Police officers, peace officers and Public Health inspectors will be in Zones 1 and 2 to monitor orange rules and issue fines as needed.
Residents of the Saint John and Moncton regions are now required to maintain single-household bubbles. This can be extended to caregivers or an immediate family member who lives alone and needs support.
Masks are also mandatory in all indoor and outdoor public places in the orange zones.
Close-contact personal services and entertainment venues can remain open under operational plans.
Potential public exposure has been announced at Saint John restaurants, bars and a dinner theatre.

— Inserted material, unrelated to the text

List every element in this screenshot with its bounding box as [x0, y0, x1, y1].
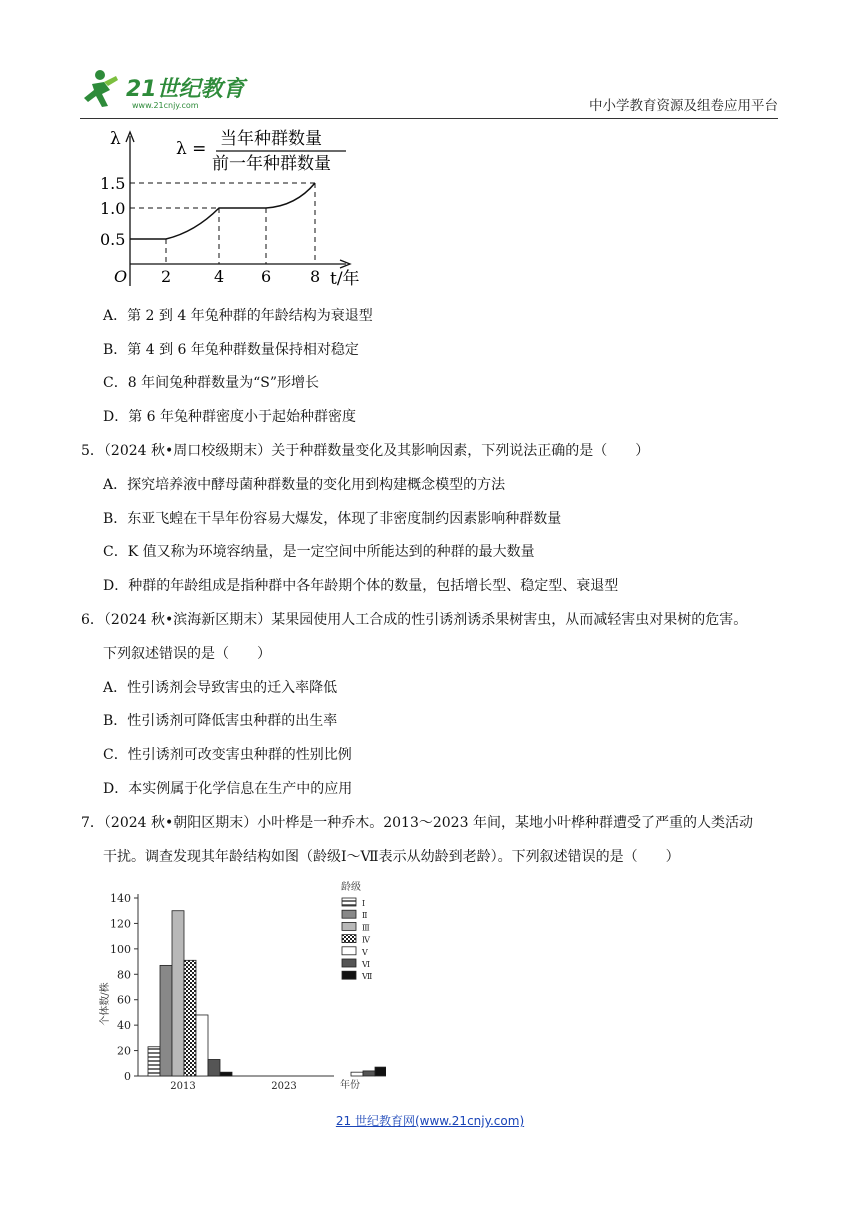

Potential exposure on flights
Public Health identified a traveller who tested positive and may have been infectious on two flights that arrived on Nov. 7:
Passengers on those flights should self-monitor for symptoms for 14 days. If symptoms develop, they should self-isolate and get tested.
Gatherings in orange phase
The province also rolled out new rules for gatherings:
Residents must stay within a single-household bubble.
No informal indoor gatherings beyond this single household bubble are permitted.
Outdoor gatherings with physical distancing of 25 people or fewer are permitted.
Formal gatherings of up to 25 people allowed for weddings, funerals and faith-based services.
Faith venues may hold services with up to 50 people, but masks are mandatory.
Restaurant dining rooms can remain open, but a single-household bubble must be maintained.
A full list of the rules under the orange phase is on the government’s website.